Capacity Achieving Codes From Randomness Condensers

TL;DR

This paper introduces a framework for constructing small ensembles of capacity-achieving linear codes for various discrete symmetric channels using randomness extractors and condensers, enabling efficient encoding and decoding.

Contribution

It presents a novel general framework leveraging randomness condensers to construct explicit capacity-achieving codes for diverse channels.

Findings

Ensembles maintain capacity-achieving properties under basis change.

Explicit constructions yield polynomial-sized ensembles.

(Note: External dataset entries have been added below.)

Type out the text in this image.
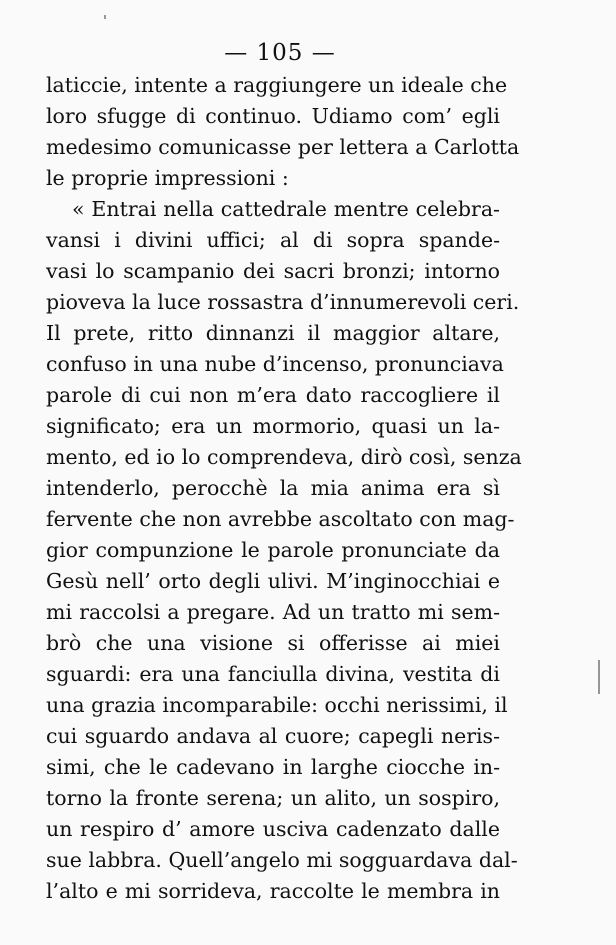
— 105 —
laticcie, intente a raggiungere un ideale che
loro sfugge di continuo. Udiamo com’ egli
medesimo comunicasse per lettera a Carlotta
le proprie impressioni :
« Entrai nella cattedrale mentre celebra-
vansi i divini uffici; al di sopra spande-
vasi lo scampanio dei sacri bronzi; intorno
pioveva la luce rossastra d’innumerevoli ceri.
Il prete, ritto dinnanzi il maggior altare,
confuso in una nube d’incenso, pronunciava
parole di cui non m’era dato raccogliere il
significato; era un mormorio, quasi un la-
mento, ed io lo comprendeva, dirò così, senza
intenderlo, perocchè la mia anima era sì
fervente che non avrebbe ascoltato con mag-
gior compunzione le parole pronunciate da
Gesù nell’ orto degli ulivi. M’inginocchiai e
mi raccolsi a pregare. Ad un tratto mi sem-
brò che una visione si offerisse ai miei
sguardi: era una fanciulla divina, vestita di
una grazia incomparabile: occhi nerissimi, il
cui sguardo andava al cuore; capegli neris-
simi, che le cadevano in larghe ciocche in-
torno la fronte serena; un alito, un sospiro,
un respiro d’ amore usciva cadenzato dalle
sue labbra. Quell’angelo mi sogguardava dal-
l’alto e mi sorrideva, raccolte le membra in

Codes enable near-linear encoding and quadratic decoding times.

Abstract

We establish a general framework for construction of small ensembles of capacity achieving linear codes for a wide range of (not necessarily memoryless) discrete symmetric channels, and in particular, the binary erasure and symmetric channels. The main tool used in our constructions is the notion of randomness extractors and lossless condensers that are regarded as central tools in theoretical computer science. Same as random codes, the resulting ensembles preserve their capacity achieving properties under any change of basis. Using known explicit constructions of condensers, we obtain specific ensembles whose size is as small as polynomial in the block length. By applying our construction to Justesen's concatenation scheme (Justesen, 1972) we obtain explicit capacity achieving codes for BEC (resp., BSC) with almost linear time encoding and almost linear time (resp., quadratic time) decoding and exponentially small error probability.